In the first story, Washington Property Solutions was able to get the foreclosure postponed, the short sale approved and the transaction closed. The ending to story number two is still being written, but Washington Property Solutions is working with the realtors that admittedly made mistakes to correct them and bring a new offer to the lender. Sadly, in story number three Washington Property Solutions was not involved in the transaction and was not able to creatively assist in bringing a solution to the transaction, and the home was sold at a foreclosure sale.

Each of these transactions has its own nuances. Every house has a special story with a unique human element associated with it. Short sales deserve each realtor’s best shot at finding the optimal solution for their anxious client. Save yourself time, money, stress and do what’s right for your client. You’ll get paid and you’ll have a client for life.

The best analogy I could come up with is that you wouldn’t do an inspection yourself, you’d hire an inspector. It’s in your client’s best interest to hire a professional to inspect the property and assess its faults. The same is true for a short sale, but the stakes may be higher.

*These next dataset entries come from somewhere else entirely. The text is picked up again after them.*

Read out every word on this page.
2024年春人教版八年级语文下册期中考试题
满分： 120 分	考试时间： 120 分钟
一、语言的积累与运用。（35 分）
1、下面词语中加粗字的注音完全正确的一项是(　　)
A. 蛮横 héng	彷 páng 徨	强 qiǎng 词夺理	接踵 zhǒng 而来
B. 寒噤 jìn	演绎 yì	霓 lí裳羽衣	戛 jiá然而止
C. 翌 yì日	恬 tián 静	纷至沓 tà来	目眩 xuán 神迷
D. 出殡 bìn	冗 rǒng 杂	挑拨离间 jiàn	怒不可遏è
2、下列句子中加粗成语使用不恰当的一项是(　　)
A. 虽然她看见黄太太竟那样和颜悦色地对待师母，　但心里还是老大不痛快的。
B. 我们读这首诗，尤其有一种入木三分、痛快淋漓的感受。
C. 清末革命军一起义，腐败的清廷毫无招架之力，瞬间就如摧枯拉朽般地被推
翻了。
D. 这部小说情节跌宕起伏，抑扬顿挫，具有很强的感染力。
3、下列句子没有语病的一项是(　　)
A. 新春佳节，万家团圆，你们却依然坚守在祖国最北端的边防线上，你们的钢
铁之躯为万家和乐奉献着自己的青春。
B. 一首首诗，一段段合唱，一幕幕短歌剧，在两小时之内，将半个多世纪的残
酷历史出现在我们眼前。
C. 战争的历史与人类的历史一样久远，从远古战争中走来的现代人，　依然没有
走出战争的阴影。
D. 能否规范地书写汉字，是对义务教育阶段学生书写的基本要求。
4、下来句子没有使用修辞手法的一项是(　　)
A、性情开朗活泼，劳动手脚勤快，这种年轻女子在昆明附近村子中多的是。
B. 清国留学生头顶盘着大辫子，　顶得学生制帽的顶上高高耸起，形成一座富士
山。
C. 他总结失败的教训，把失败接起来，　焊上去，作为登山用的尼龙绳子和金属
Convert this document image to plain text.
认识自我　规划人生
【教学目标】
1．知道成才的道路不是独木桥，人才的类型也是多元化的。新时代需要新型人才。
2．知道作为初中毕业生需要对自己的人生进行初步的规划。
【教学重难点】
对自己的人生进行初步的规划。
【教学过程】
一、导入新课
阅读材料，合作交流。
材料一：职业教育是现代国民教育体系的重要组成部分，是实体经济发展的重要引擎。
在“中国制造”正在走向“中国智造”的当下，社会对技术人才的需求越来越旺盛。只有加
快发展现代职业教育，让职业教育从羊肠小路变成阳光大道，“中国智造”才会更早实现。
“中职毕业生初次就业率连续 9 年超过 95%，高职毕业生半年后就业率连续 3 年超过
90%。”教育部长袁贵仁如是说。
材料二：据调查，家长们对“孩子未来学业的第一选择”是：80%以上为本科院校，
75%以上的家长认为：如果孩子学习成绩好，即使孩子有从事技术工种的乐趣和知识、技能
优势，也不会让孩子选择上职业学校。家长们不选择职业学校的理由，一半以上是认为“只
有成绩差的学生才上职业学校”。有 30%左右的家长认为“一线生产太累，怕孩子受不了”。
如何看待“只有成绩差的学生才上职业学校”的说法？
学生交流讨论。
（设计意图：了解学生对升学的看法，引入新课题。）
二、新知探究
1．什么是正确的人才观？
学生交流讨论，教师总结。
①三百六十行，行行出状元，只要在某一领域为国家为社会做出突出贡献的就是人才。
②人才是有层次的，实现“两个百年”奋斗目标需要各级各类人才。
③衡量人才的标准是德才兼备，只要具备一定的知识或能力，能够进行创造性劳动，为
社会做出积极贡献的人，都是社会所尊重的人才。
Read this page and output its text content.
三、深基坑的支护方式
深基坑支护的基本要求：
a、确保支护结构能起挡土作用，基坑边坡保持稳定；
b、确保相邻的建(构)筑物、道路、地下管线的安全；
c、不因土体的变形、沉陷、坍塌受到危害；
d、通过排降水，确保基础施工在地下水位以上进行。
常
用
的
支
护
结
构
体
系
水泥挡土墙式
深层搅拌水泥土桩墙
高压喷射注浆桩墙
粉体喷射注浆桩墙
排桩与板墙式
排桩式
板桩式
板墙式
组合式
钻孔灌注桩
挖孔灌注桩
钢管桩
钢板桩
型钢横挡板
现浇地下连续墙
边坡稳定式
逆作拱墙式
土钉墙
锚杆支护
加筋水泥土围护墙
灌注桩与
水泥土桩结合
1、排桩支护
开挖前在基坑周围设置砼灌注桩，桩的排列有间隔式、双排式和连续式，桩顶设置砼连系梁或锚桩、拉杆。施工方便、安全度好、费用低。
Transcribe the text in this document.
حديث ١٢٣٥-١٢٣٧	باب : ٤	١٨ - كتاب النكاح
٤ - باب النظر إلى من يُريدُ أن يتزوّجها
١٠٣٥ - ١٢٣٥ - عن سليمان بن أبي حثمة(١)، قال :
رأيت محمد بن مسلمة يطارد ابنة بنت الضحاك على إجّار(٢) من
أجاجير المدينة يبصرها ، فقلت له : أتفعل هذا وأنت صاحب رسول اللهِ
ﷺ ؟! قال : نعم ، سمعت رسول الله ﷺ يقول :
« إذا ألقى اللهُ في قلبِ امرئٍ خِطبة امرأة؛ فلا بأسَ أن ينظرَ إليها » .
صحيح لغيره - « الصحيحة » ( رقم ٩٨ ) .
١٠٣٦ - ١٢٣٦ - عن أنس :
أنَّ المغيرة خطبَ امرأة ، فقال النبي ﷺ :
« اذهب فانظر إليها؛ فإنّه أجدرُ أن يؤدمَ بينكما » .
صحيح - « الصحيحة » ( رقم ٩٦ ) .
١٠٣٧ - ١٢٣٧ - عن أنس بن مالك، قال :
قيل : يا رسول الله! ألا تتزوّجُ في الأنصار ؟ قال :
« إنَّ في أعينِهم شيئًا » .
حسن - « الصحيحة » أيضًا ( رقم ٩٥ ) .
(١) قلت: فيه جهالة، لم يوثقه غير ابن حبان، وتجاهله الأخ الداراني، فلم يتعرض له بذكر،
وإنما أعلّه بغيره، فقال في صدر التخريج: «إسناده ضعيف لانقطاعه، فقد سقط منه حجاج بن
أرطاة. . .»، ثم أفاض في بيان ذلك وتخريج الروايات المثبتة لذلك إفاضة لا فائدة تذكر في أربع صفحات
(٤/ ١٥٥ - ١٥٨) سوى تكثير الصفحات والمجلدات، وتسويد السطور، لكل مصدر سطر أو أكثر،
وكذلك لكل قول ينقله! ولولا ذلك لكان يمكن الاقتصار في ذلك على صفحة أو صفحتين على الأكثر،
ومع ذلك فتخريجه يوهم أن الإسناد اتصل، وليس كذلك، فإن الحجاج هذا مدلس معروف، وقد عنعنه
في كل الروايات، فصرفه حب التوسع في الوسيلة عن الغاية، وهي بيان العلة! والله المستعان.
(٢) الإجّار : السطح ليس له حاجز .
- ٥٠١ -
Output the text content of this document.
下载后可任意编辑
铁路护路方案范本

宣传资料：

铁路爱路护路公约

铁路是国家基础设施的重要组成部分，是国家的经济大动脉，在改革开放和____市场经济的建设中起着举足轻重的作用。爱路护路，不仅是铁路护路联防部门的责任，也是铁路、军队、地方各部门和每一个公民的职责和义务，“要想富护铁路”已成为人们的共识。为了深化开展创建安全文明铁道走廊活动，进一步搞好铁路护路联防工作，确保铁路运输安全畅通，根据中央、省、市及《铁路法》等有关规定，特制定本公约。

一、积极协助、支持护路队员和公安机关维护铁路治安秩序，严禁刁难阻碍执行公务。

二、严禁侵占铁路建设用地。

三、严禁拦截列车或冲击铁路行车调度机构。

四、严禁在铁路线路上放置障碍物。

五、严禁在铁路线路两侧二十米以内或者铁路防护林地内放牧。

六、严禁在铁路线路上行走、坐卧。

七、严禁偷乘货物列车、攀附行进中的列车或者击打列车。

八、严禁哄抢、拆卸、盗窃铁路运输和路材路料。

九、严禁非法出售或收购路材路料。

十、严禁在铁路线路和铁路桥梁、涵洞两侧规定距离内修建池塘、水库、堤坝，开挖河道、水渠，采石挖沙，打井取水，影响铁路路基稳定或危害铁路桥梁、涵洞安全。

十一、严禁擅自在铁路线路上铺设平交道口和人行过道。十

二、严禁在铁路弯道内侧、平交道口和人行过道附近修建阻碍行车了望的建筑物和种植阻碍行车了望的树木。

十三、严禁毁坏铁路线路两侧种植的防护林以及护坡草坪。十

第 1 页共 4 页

Once the bank obtains their value, it is unlikely they will change their mind. The negotiator at the bank is looking for “low-hanging fruit” – deals they can close relatively easily and without a hassle – not a transaction that requires an additional appraisal and needs multiple levels of approvals.

Focus on what you do best: marketing properties and putting buyers and sellers together. Let the short sale consultants, appraisers and inspectors do what they do best – make all your hard work pay off.